The youngster learns from friends or uncles how to turn the animal into a fighter, often starting by setting it against smaller dogs or cats referred to as "pit bait," creatures that almost never survive the encounters. Most kids also do torturous things to their dogs to make them meaner, more pain tolerant, more likely to go the extra mile in battle, says Robert Missari of Rescue Ink, which scours the boroughs of New York for abused animals.
"These kids may make some money on fights," Missari says, "but it's equally about the whole macho thing and security thing of being able to say, 'My dog is the toughest on the block, my pit bull can kill your pit bull.' "
Dogs that are decent fighters may survive several bouts before being mauled so badly they die or are killed. "The life expectancy of an inner-city pit bull is 18 months," says Hardiman. Dogs that won't fight or don't fight well are regarded as "not worthy," and they're shot, hanged or set loose.
Authorities sometimes take a dog away from its owner, but these can be tough cases. There are few witnesses, kids claim they don't know who owns a mauled dog, and there has been a pattern of pleading down cases to misdemeanors, experts say.
Kids can quit
Ultimately, the mind-set of young dogfighters must be changed, Hardiman says. Later this year, he'll take to Atlanta and Charlotte his Campaign to End Dogfighting, which rechannels kids and their dogs to more constructive agility and obedience competitions.

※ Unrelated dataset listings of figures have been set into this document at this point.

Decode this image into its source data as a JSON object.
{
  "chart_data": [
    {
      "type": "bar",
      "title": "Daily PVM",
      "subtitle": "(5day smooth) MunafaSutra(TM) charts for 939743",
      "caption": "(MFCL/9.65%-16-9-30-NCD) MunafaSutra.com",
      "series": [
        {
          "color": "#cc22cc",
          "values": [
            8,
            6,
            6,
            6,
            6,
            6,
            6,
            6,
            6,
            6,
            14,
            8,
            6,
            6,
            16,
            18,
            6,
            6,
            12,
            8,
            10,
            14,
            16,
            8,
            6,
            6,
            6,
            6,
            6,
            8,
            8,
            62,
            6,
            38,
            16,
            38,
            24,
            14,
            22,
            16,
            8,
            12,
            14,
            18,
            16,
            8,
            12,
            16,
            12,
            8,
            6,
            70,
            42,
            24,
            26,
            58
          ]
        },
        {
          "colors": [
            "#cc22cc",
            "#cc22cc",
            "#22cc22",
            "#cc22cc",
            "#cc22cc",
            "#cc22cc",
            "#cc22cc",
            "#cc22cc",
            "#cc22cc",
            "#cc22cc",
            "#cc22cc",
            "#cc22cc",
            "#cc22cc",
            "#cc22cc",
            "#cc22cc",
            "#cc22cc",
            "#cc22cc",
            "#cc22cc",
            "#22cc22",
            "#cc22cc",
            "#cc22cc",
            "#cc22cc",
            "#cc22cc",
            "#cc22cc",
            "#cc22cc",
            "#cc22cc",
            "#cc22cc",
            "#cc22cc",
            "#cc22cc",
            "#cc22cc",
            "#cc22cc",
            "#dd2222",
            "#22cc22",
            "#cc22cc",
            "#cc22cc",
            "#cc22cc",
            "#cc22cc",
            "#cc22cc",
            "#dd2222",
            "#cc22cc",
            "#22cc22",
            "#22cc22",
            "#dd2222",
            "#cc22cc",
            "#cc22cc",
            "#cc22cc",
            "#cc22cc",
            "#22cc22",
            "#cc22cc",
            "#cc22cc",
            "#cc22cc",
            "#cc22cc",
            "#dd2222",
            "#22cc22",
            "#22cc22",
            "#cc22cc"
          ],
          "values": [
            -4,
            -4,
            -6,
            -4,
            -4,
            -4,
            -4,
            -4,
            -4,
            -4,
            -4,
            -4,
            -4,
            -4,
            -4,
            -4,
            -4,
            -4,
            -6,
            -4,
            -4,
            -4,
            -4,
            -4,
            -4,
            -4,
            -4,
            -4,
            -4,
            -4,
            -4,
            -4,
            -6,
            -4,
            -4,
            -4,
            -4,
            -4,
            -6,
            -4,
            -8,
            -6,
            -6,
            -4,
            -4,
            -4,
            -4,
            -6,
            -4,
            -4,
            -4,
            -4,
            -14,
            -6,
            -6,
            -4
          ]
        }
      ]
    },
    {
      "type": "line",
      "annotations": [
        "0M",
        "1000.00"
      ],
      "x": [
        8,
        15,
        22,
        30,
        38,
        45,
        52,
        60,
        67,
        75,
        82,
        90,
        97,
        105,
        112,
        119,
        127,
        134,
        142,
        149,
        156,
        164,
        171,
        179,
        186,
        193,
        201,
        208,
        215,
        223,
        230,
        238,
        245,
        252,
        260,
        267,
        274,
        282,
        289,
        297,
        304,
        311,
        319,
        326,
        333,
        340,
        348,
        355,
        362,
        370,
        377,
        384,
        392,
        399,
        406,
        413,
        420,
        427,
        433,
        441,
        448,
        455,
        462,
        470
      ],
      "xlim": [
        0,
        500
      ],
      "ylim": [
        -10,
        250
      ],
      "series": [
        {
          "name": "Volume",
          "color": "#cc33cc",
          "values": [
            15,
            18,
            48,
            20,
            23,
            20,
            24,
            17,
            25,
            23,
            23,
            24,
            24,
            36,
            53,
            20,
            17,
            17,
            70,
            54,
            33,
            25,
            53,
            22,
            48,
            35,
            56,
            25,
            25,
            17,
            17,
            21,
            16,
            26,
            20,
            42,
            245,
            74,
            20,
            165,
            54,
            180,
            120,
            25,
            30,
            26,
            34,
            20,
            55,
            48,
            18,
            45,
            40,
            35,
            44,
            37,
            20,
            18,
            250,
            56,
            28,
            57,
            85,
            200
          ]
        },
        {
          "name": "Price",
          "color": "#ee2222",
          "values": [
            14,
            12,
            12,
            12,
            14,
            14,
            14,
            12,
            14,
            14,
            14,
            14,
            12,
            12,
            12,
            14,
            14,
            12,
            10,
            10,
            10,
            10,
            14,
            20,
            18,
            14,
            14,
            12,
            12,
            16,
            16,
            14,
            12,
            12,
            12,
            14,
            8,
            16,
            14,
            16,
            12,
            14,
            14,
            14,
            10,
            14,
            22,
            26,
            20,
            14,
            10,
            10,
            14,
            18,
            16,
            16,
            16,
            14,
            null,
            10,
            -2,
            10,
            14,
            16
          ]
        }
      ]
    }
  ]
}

He's bolstered by apparent successes that include Ford, who vows he'll never make a dog fight again, and George Brent, 18, who fought his dog Red for months, then hooked up with Hardiman's team. Red earned the American Kennel Club Canine Good Citizenship certification.
Tamaris Jones, 17, says he won't fight again. He and dog Trouble have spent months of Saturdays in Hardiman's program. "They explained to me that it wasn't right to fight him," Jones says. "I would be mad at (Trouble) when he lost, and I'd hug him when he won. Now he's not a fighter no more. I can hug him all the time."
The Humane Society of the United States also is working on other ways to de-romanticize dogfighting, including public service announcements from messengers these kids respect, people who speak their language and understand their lives. Music mogul Russell Simmons has signed on; other like-thinking rappers and sports figures are being contacted.
Grim plans a humane-education camp next summer that will address dogfighting; Rescue Ink is going into the schools this fall with the message; and Bathurst has joined Best Friends Animal Society to spread the anti-violence word in several cities.
"We're creating a movement around seeing these animals in a different way," Hardiman says.
While he insists "80% of inner-city youths love their dogs and don't fight them," he acknowledges that reversing the other 20% is tough. "I get a kid for a few hours, and the rest of the time he's living where he's living, and they're not reinforcing my message, they're doing what they do … fighting dogs."
But he knows some are strong enough to leave fighting forever. His evidence is Sean Moore, 37, who works with him to steer kids onto a different path. Moore was a revered dogfighter from age 13 to 18. Fifteen of his dogs died in fights or he killed them to end their agony after hideous injuries.
"I apologize every day for what I did back then," Moore says.
He left that life when he realized "I didn't want to be a killer no more. It was an ego trip. I sometimes made some money. But I'm just not a killer."